Recovery Fund und Next Generation EU stellen nicht nur eine Antwort auf die Pandemie und deren Folgen dar, sondern sind auch eine Chance, neue Modelle zu entwickeln, die in der Lage sind, wirtschaftliches Wachstum mit dem Schutz der Umwelt zu vereinbaren. …Es ist notwendig, wieder unsere Grundprinzipien zu beleben und eine Ethik für den Menschen in den Mittelpunkt zu stellen, die über die Profitlogik hinausgeht. Von diesen Werten müssen wir wieder ausgehen und uns bewusst sein, dass Europa nur dann funktionieren wird, wenn jeder seine Pflicht erfüllt und wenn alle sich auf den Wiederaufbau und die Verminderung von Ungleichheit fokussieren – und vor allem, wenn wir den neuen Generationen eine gerechtere Zukunft mit mehr Chancen bieten wollen. Denn die Politik darf nicht nur für wenige sein.

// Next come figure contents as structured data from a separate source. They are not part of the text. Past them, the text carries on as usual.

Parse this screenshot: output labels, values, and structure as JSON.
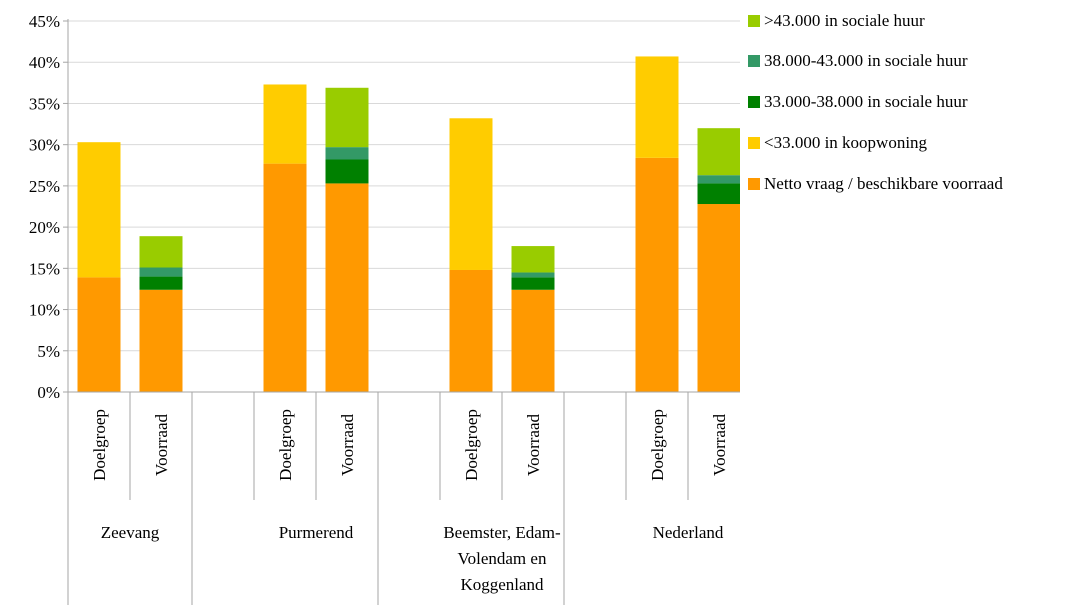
{
  "chart_data": {
    "type": "bar",
    "stacked": true,
    "y_axis": {
      "ylim": [
        0,
        45
      ],
      "ticks": [
        "0%",
        "5%",
        "10%",
        "15%",
        "20%",
        "25%",
        "30%",
        "35%",
        "40%",
        "45%"
      ],
      "grid": true
    },
    "groups": [
      {
        "name": "Zeevang",
        "lines": [
          "Zeevang"
        ],
        "categories": [
          "Doelgroep",
          "Voorraad"
        ]
      },
      {
        "name": "Purmerend",
        "lines": [
          "Purmerend"
        ],
        "categories": [
          "Doelgroep",
          "Voorraad"
        ]
      },
      {
        "name": "Beemster, Edam-Volendam en Koggenland",
        "lines": [
          "Beemster, Edam-",
          "Volendam en",
          "Koggenland"
        ],
        "categories": [
          "Doelgroep",
          "Voorraad"
        ]
      },
      {
        "name": "Nederland",
        "lines": [
          "Nederland"
        ],
        "categories": [
          "Doelgroep",
          "Voorraad"
        ]
      }
    ],
    "categories": [
      "Zeevang | Doelgroep",
      "Zeevang | Voorraad",
      "Purmerend | Doelgroep",
      "Purmerend | Voorraad",
      "Beemster, Edam-Volendam en Koggenland | Doelgroep",
      "Beemster, Edam-Volendam en Koggenland | Voorraad",
      "Nederland | Doelgroep",
      "Nederland | Voorraad"
    ],
    "series": [
      {
        "name": "Netto vraag / beschikbare voorraad",
        "color": "#ff9900",
        "values": [
          13.9,
          12.4,
          27.7,
          25.3,
          14.8,
          12.4,
          28.4,
          22.8
        ]
      },
      {
        "name": "<33.000 in koopwoning",
        "color": "#ffcc00",
        "values": [
          16.4,
          0,
          9.6,
          0,
          18.4,
          0,
          12.3,
          0
        ]
      },
      {
        "name": "33.000-38.000  in sociale huur",
        "color": "#008000",
        "values": [
          0,
          1.6,
          0,
          2.9,
          0,
          1.5,
          0,
          2.5
        ]
      },
      {
        "name": "38.000-43.000  in sociale huur",
        "color": "#339966",
        "values": [
          0,
          1.1,
          0,
          1.5,
          0,
          0.6,
          0,
          1.0
        ]
      },
      {
        "name": ">43.000 in sociale huur",
        "color": "#99cc00",
        "values": [
          0,
          3.8,
          0,
          7.2,
          0,
          3.2,
          0,
          5.7
        ]
      }
    ],
    "legend_order": [
      4,
      3,
      2,
      1,
      0
    ],
    "legend_position": "right"
  }
}
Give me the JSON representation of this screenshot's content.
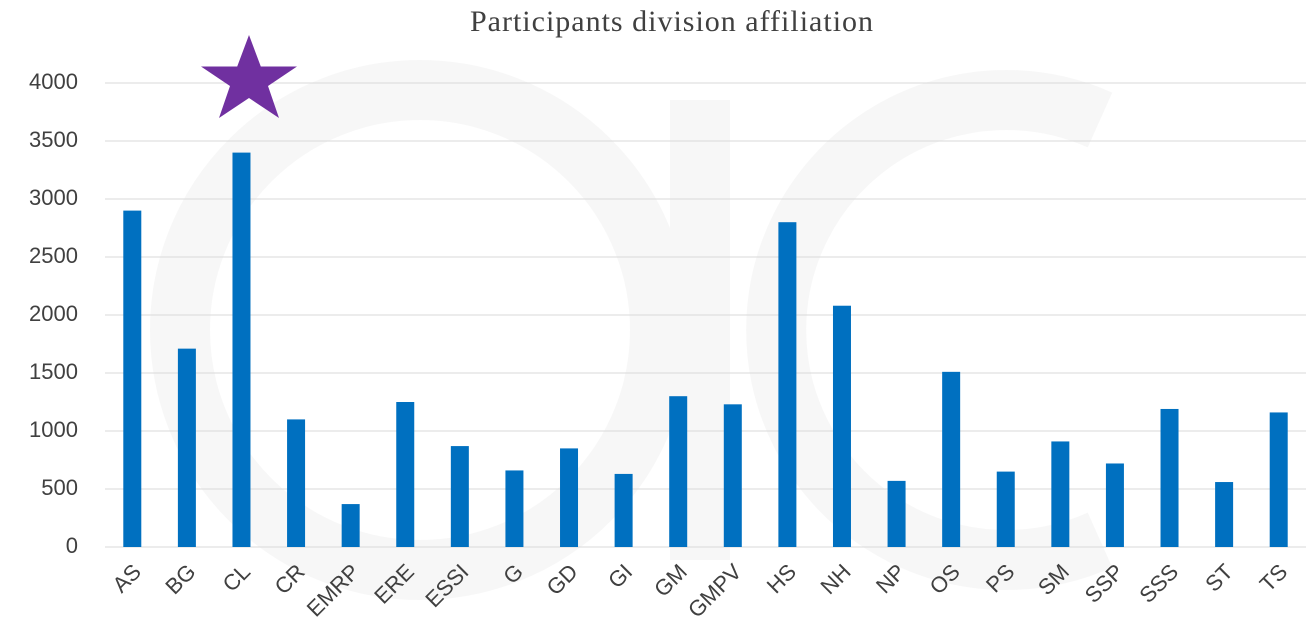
{
  "chart_data": {
    "type": "bar",
    "title": "Participants division affiliation",
    "categories": [
      "AS",
      "BG",
      "CL",
      "CR",
      "EMRP",
      "ERE",
      "ESSI",
      "G",
      "GD",
      "GI",
      "GM",
      "GMPV",
      "HS",
      "NH",
      "NP",
      "OS",
      "PS",
      "SM",
      "SSP",
      "SSS",
      "ST",
      "TS"
    ],
    "values": [
      2900,
      1710,
      3400,
      1100,
      370,
      1250,
      870,
      660,
      850,
      630,
      1300,
      1230,
      2800,
      2080,
      570,
      1510,
      650,
      910,
      720,
      1190,
      560,
      1160
    ],
    "color": "#0070c0",
    "ylim": [
      0,
      4000
    ],
    "yticks": [
      0,
      500,
      1000,
      1500,
      2000,
      2500,
      3000,
      3500,
      4000
    ],
    "grid": true
  }
}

Ein Europa, das debattiert, politisch handelt und nach Konvergenzen sucht, bedeutet, die Demokratie zu stärken und die Bürger zu Protagonisten dieser großen Gemeinschaft zu machen. Doch wenn wir wollen, dass unser Kontinent wirklich zum Protagonisten und globalen Akteur wird, müssen wir uns auch neue Instrumente schaffen: effizientere, flexiblere, widerstandsfähigere. Wie Jean Monnet schrieb, wird Europa ‚durch seine Krisen geformt‘, und ich bin überzeugt, dass gerade dies, schon immer, der Motor der europäischen Integration war. Zum Beispiel in der Außenpolitik muss Europa stärker seine Stimme erheben und strategischen Ziele bestimmen, damit es – gemeinsam mit unseren Partnern und in einem multilateralen Rahmen – einen Beitrag zu Stabilisierung, Frieden und Wachstum leisten kann.

Es ist anachronistisch, dass bei Fragen wie der Außenpolitik der Europäische Rat immer noch Entscheidungen einstimmig treffen muss. Wie können wir erwarten, dass Bürger sich zu einer Demokratie hingezogen fühlen, die lahm ist und sich selbst durch Veto-Regeln und das Einstimmigkeitsprinzip blockiert? Hier sind Reformen notwendig und wir müssen dafür sorgen, dass die demokratischen Regeln in der Europäischen Union den Erfordernissen und den Erwartungen der Bürger entsprechen.

Unsere Zeit sagt uns, dass wir mutiger werden müssen und Europa in bestimmten Fragen nicht weiter zögern darf. Die Pandemie darf nicht als Parenthese verstanden werden, sondern als starke Aufforderung, uns der Zukunft zuzuwenden, Veränderungen zu verstehen und uns der Komplexität der Welt zu öffnen. Ein nützliches Europa, dass sich nicht mit der eigenen Selbsterhaltung begnügt, sondern sich unserer Zeit stellt.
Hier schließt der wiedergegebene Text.